Onboarding remote workers presents businesses with a new set of challenges not faced when onboarding in the workplace. The familiar induction process, built around face-to-face introductions and meetings, needs to be modified for the digital sphere especially when people are forced to work from home.
Communication is often the biggest challenge for remote works. Having a timetable for the first couple of weeks with regular check-ins and clear tasks for the new employee to fulfil will enable them to adapt quickly to the culture and keep on top of their goals.
The first few weeks for an employee will stay with them throughout their career with you, thus it’s important you set clear processes for yourself as well as your new recruits.
1. Introduce them to your company’s culture
A strong company culture permeates throughout the workforce, but it’s harder to get a feel for this when everyone is working remotely. Building your company’s core values into the framework of your performance management system helps to clarify and promote it to your new hires from the outset.

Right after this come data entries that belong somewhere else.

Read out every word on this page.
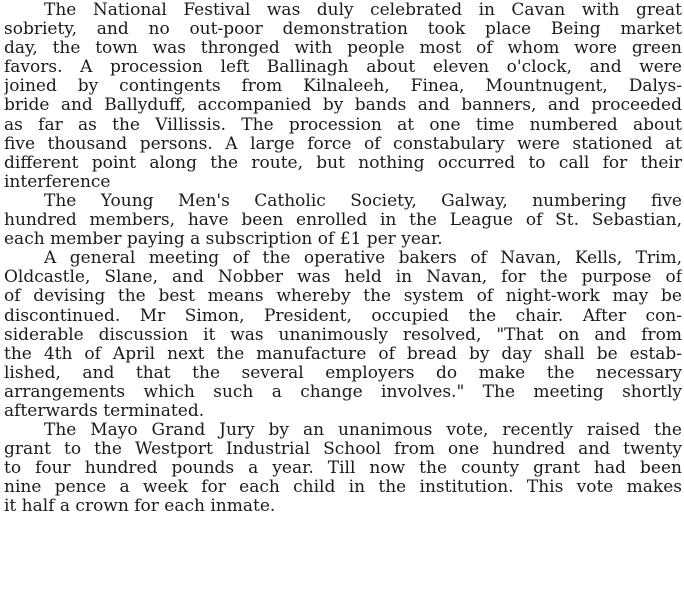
The National Festival was duly celebrated in Cavan with great
sobriety, and no out-poor demonstration took place Being market
day, the town was thronged with people most of whom wore green
favors. A procession left Ballinagh about eleven o'clock, and were
joined by contingents from Kilnaleeh, Finea, Mountnugent, Dalys-
bride and Ballyduff, accompanied by bands and banners, and proceeded
as far as the Villissis. The procession at one time numbered about
five thousand persons. A large force of constabulary were stationed at
different point along the route, but nothing occurred to call for their
interference
The Young Men's Catholic Society, Galway, numbering five
hundred members, have been enrolled in the League of St. Sebastian,
each member paying a subscription of £1 per year.
A general meeting of the operative bakers of Navan, Kells, Trim,
Oldcastle, Slane, and Nobber was held in Navan, for the purpose of
of devising the best means whereby the system of night-work may be
discontinued. Mr Simon, President, occupied the chair. After con-
siderable discussion it was unanimously resolved, "That on and from
the 4th of April next the manufacture of bread by day shall be estab-
lished, and that the several employers do make the necessary
arrangements which such a change involves." The meeting shortly
afterwards terminated.
The Mayo Grand Jury by an unanimous vote, recently raised the
grant to the Westport Industrial School from one hundred and twenty
to four hundred pounds a year. Till now the county grant had been
nine pence a week for each child in the institution. This vote makes
it half a crown for each inmate.
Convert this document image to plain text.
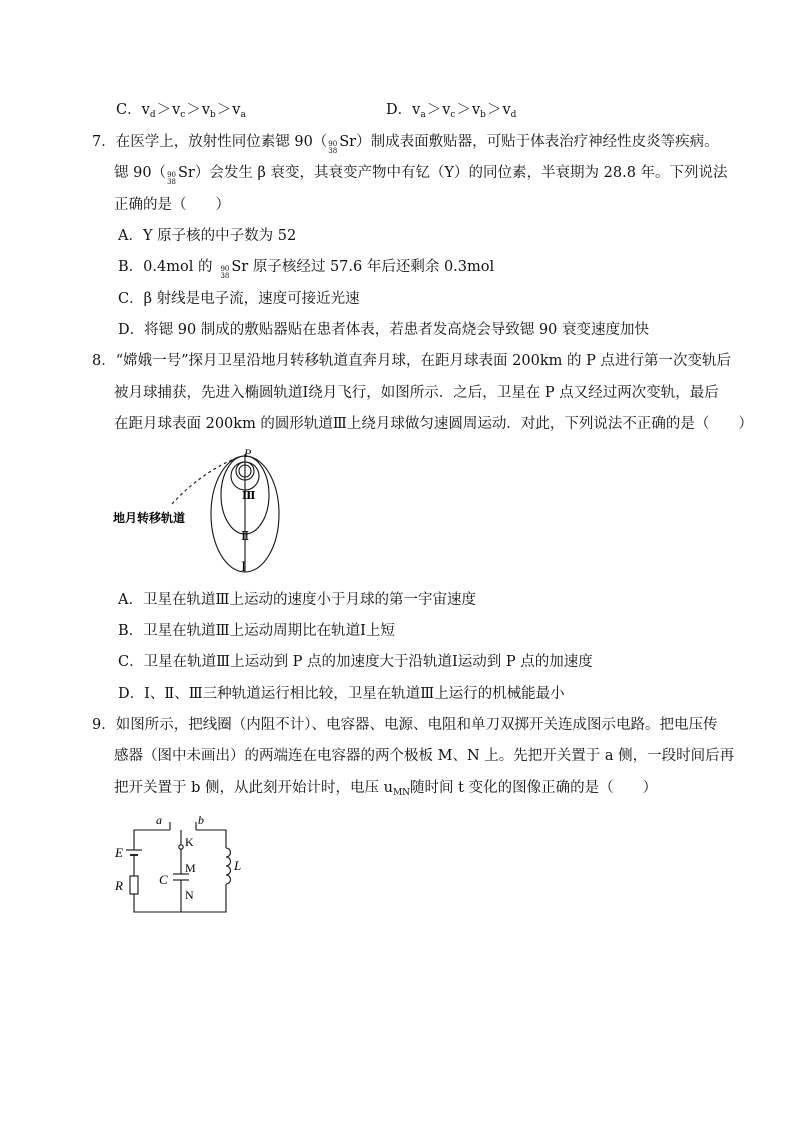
C．$v_d>v_c>v_b>v_a$	D．$v_a>v_c>v_b>v_d$
7．在医学上，放射性同位素锶 90（ 90
38
Sr）制成表面敷贴器，可贴于体表治疗神经性皮炎等疾病。
锶 90（ 90
38
Sr）会发生 β 衰变，其衰变产物中有钇（Y）的同位素，半衰期为 28.8 年。下列说法
正确的是（　　）
A．Y 原子核的中子数为 52
B．0.4mol 的 90
38
Sr 原子核经过 57.6 年后还剩余 0.3mol
C．β 射线是电子流，速度可接近光速
D．将锶 90 制成的敷贴器贴在患者体表，若患者发高烧会导致锶 90 衰变速度加快
8．“嫦娥一号”探月卫星沿地月转移轨道直奔月球，在距月球表面 200km 的 P 点进行第一次变轨后
被月球捕获，先进入椭圆轨道Ⅰ绕月飞行，如图所示．之后，卫星在 P 点又经过两次变轨，最后
在距月球表面 200km 的圆形轨道Ⅲ上绕月球做匀速圆周运动．对此，下列说法不正确的是（　　）
P
地月转移轨道
Ⅲ
Ⅱ
Ⅰ
A．卫星在轨道Ⅲ上运动的速度小于月球的第一宇宙速度
B．卫星在轨道Ⅲ上运动周期比在轨道Ⅰ上短
C．卫星在轨道Ⅲ上运动到 P 点的加速度大于沿轨道Ⅰ运动到 P 点的加速度
D．Ⅰ、Ⅱ、Ⅲ三种轨道运行相比较，卫星在轨道Ⅲ上运行的机械能最小
9．如图所示，把线圈（内阻不计）、电容器、电源、电阻和单刀双掷开关连成图示电路。把电压传
感器（图中未画出）的两端连在电容器的两个极板 M、N 上。先把开关置于 a 侧，一段时间后再
把开关置于 b 侧，从此刻开始计时，电压 $u_{MN}$随时间 t 变化的图像正确的是（　　）
a	b
K
E
M
C
L
R
N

Providing them with a digital version of your company handbook or a digital welcome pack, along with any other text or video resources discussing your company’s culture can help to strengthen these values. You should also update any induction packages you have so they are relevant to a digital workplace.
2. Hold virtual meetings with their team members and direct reports
When introducing a new hire to team members and key contacts, do this via video calls. While you can’t replicate the face-to-face induction process entirely, these calls will help to quickly establish relationships and strengthen communication.
Hold these initial meetings on their first day, linking them with a sponsor or mentor to help them find their way in the company and keep them connected to their team through any other channels, both work-related and informal social digital spaces. Ask co-workers, managers and direct reports to introduce themselves and explain their roles and how they might be able to help.
3. Establish their work expectations and objectives
Comprehensive performance management tools which allow everyone to track and update their objectives and key results are the backbone of your company. You can use these to clearly establish the work expectations and objectives of your new remote workers so that they are clear about their immediate tasks and longer-term goals.
Set out their key projects and short-term deliverables up front and make sure they have liaised with the relevant team members they’ll be working with. Once you have defined the goals and added them to the relevant communication channels in your performance management tools, you can establish benchmarks for performance which managers can track directly.